Effect of cosmic ray/X-ray ionization on supermassive black hole formation

Abstract

We study effects of external ionization by cosmic rays (CRs) and X-rays on the thermal evolution of primordial clouds under strong far-ultraviolet (FUV) radiation. A strong FUV radiation dissociates H2 and quenches its cooling. Even in such an environment, a massive cloud with Tvir>104 K can contract isothermally at 8000 K by Lyman alpha cooling. This cloud collapses monolithically without fragmentation, and a supermassive star (>105 Msun) is believed to form at the center, which eventually evolves to a supermassive black hole (SMBH). However, candidates of FUV sources, including star-forming galaxies, are probably sources of strong CRs and X-rays, as well.
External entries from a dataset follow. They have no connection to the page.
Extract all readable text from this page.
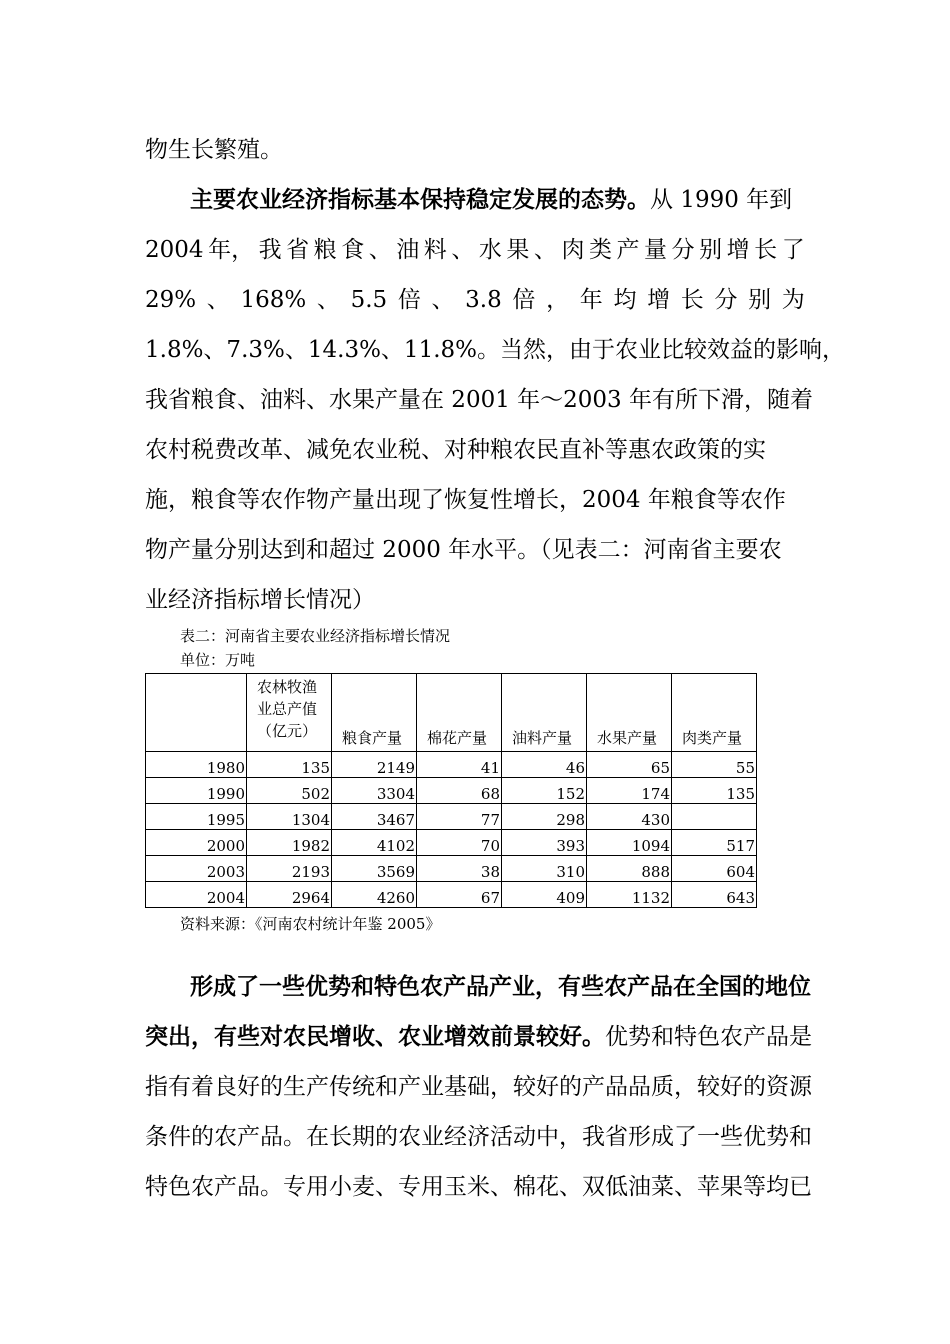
物生长繁殖。
主要农业经济指标基本保持稳定发展的态势。从 1990 年到
2004 年， 我 省 粮 食 、 油 料 、 水 果 、 肉 类 产 量 分 别 增 长 了
29% 、 168% 、 5.5 倍 、 3.8 倍 ， 年 均 增 长 分 别 为
1.8%、7.3%、14.3%、11.8%。当然，由于农业比较效益的影响，
我省粮食、油料、水果产量在 2001 年～2003 年有所下滑，随着
农村税费改革、减免农业税、对种粮农民直补等惠农政策的实
施，粮食等农作物产量出现了恢复性增长，2004 年粮食等农作
物产量分别达到和超过 2000 年水平。（见表二：河南省主要农
业经济指标增长情况）
表二：河南省主要农业经济指标增长情况
单位：万吨

	农林牧渔
业总产值
（亿元）	粮食产量	棉花产量	油料产量	水果产量	肉类产量
1980	135	2149	41	46	65	55
1990	502	3304	68	152	174	135
1995	1304	3467	77	298	430	
2000	1982	4102	70	393	1094	517
2003	2193	3569	38	310	888	604
2004	2964	4260	67	409	1132	643
资料来源：《河南农村统计年鉴 2005》
形成了一些优势和特色农产品产业，有些农产品在全国的地位
突出，有些对农民增收、农业增效前景较好。优势和特色农产品是
指有着良好的生产传统和产业基础，较好的产品品质，较好的资源
条件的农产品。在长期的农业经济活动中，我省形成了一些优势和
特色农产品。专用小麦、专用玉米、棉花、双低油菜、苹果等均已
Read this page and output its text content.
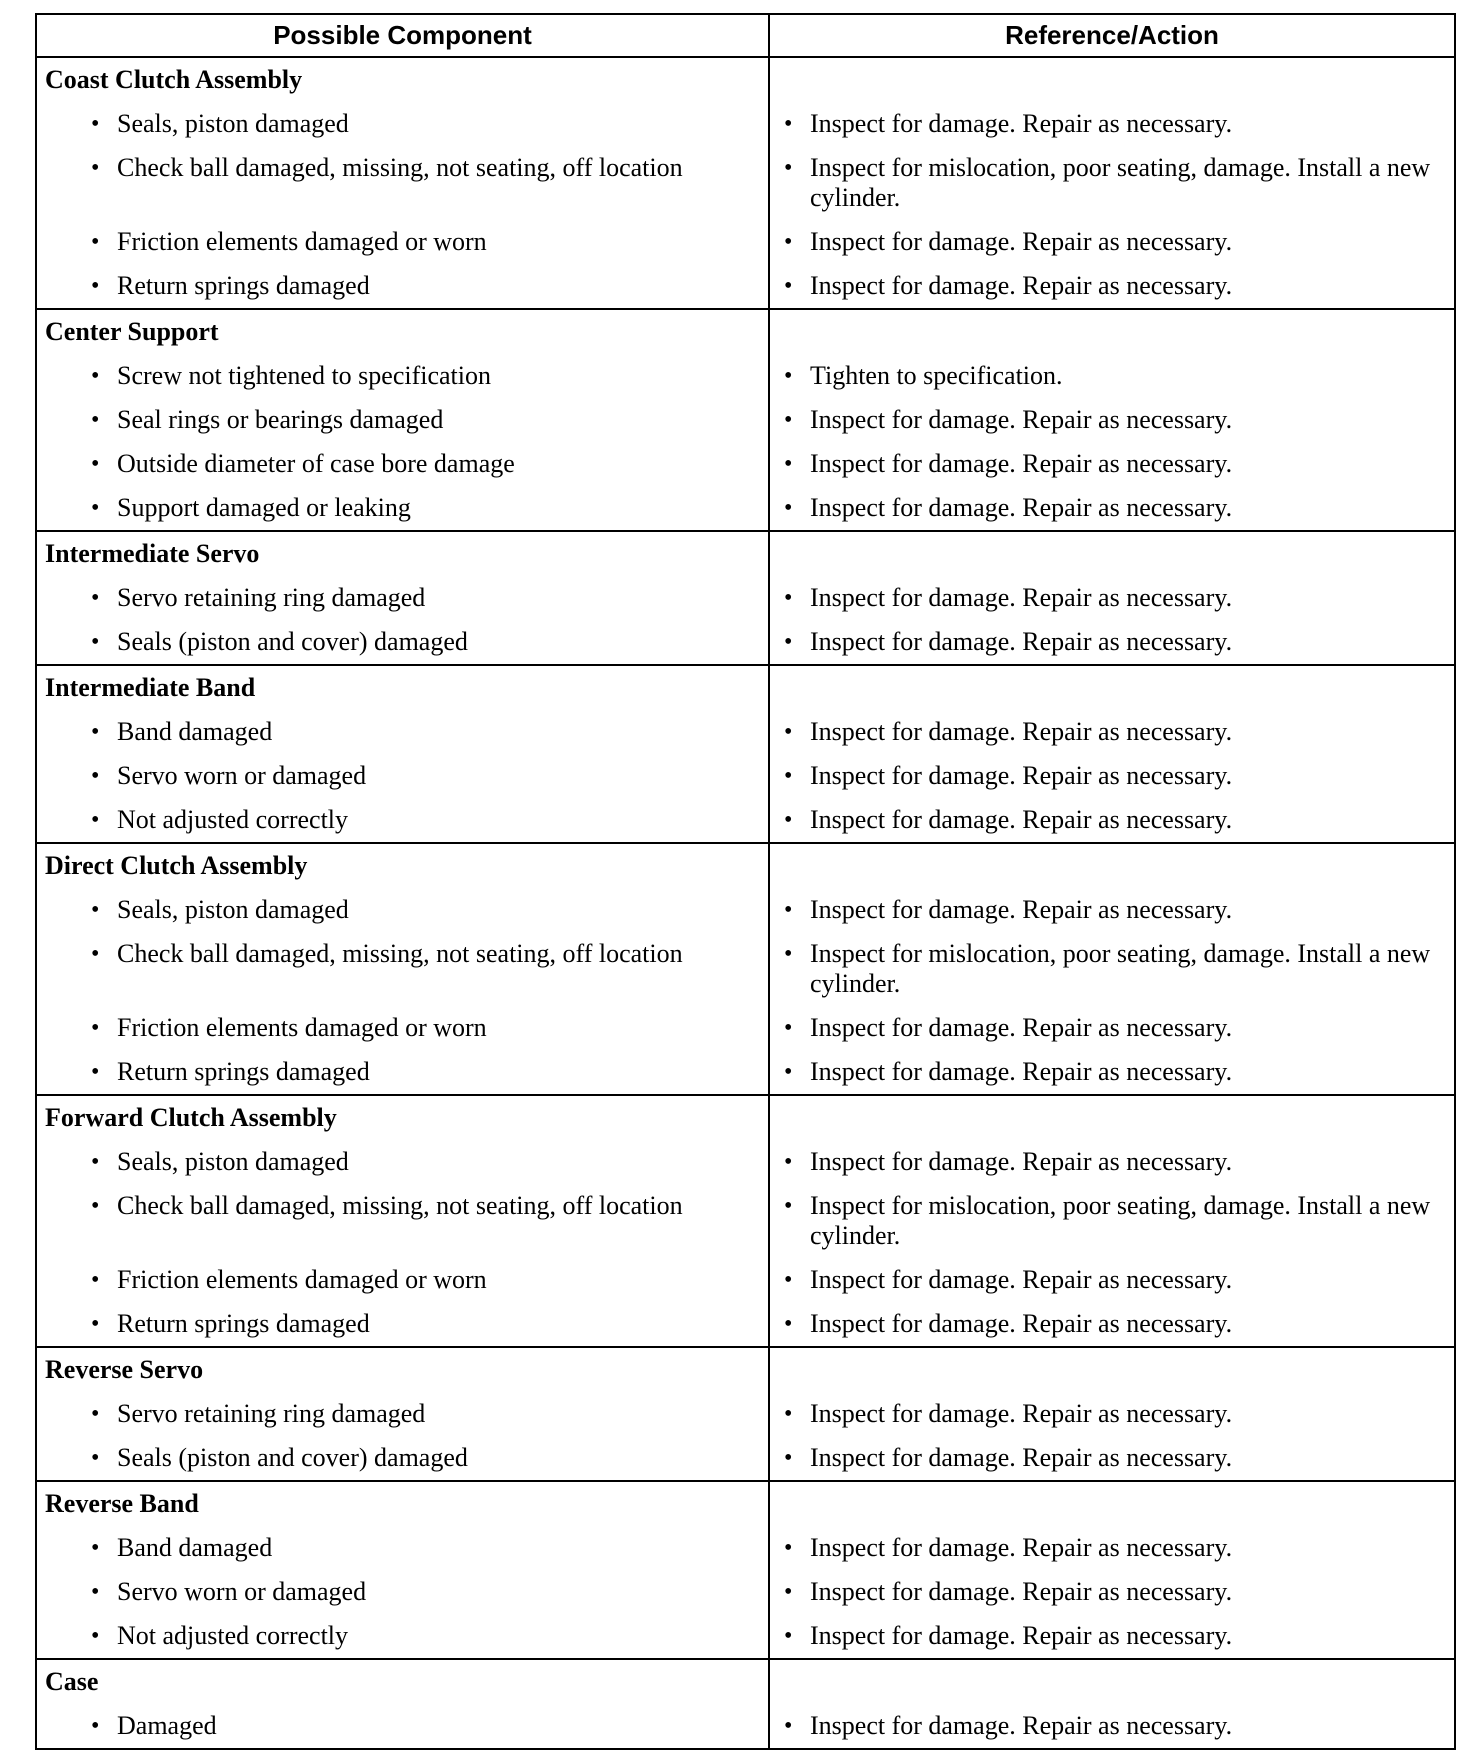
Possible Component	Reference/Action
Coast Clutch Assembly	

• Seals, piston damaged	• Inspect for damage. Repair as necessary.

• Check ball damaged, missing, not seating, off location	• Inspect for mislocation, poor seating, damage. Install a new cylinder.

• Friction elements damaged or worn	• Inspect for damage. Repair as necessary.

• Return springs damaged	• Inspect for damage. Repair as necessary.

Center Support	

• Screw not tightened to specification	• Tighten to specification.

• Seal rings or bearings damaged	• Inspect for damage. Repair as necessary.

• Outside diameter of case bore damage	• Inspect for damage. Repair as necessary.

• Support damaged or leaking	• Inspect for damage. Repair as necessary.

Intermediate Servo	

• Servo retaining ring damaged	• Inspect for damage. Repair as necessary.

• Seals (piston and cover) damaged	• Inspect for damage. Repair as necessary.

Intermediate Band	

• Band damaged	• Inspect for damage. Repair as necessary.

• Servo worn or damaged	• Inspect for damage. Repair as necessary.

• Not adjusted correctly	• Inspect for damage. Repair as necessary.

Direct Clutch Assembly	

• Seals, piston damaged	• Inspect for damage. Repair as necessary.

• Check ball damaged, missing, not seating, off location	• Inspect for mislocation, poor seating, damage. Install a new cylinder.

• Friction elements damaged or worn	• Inspect for damage. Repair as necessary.

• Return springs damaged	• Inspect for damage. Repair as necessary.

Forward Clutch Assembly	

• Seals, piston damaged	• Inspect for damage. Repair as necessary.

• Check ball damaged, missing, not seating, off location	• Inspect for mislocation, poor seating, damage. Install a new cylinder.

• Friction elements damaged or worn	• Inspect for damage. Repair as necessary.

• Return springs damaged	• Inspect for damage. Repair as necessary.

Reverse Servo	

• Servo retaining ring damaged	• Inspect for damage. Repair as necessary.

• Seals (piston and cover) damaged	• Inspect for damage. Repair as necessary.

Reverse Band	

• Band damaged	• Inspect for damage. Repair as necessary.

• Servo worn or damaged	• Inspect for damage. Repair as necessary.

• Not adjusted correctly	• Inspect for damage. Repair as necessary.

Case	

• Damaged	• Inspect for damage. Repair as necessary.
We find that the external ionization promotes H2 production and elevates the threshold FUV intensity Jcr needed for the SMBH formation for CR energy density UCR>10-14 erg/cm3 or X-ray intensity JX>10-24 erg/s/cm2/sr/Hz at 1 keV. The critical FUV flux increases in proportion to UCR1/2 (JX1/2) in the high CR (X-ray, respectively) limit. With the same value of FUV intensity at the Lyman limit (13.6 eV), the H- photodissociation rate, with threshold of 0.755 eV, increases and the H2 molecules decrease with decreasing effective temperature of the FUV sources T*. The lower value of T* thus results in the lower critical FUV flux at 13.6 eV. Using an empirical relation between intensities of FUV and CR/X-ray from nearby star-forming galaxies, we find that external ionization effect remarkably enhances the critical FUV flux for sources with T* as high as 105 K and composed of stars with <100 Msun to a level that is not realized in any halo. This indicates that, to induce SMBH formation, the FUV sources must be either Pop II/I galaxies with low brightness temperature, Pop III galaxies with a very top-heavy IMF, or Pop III galaxies too young to harbor sources of CR/X-ray, e.g., supernova remnants or high-mass X-ray binaries.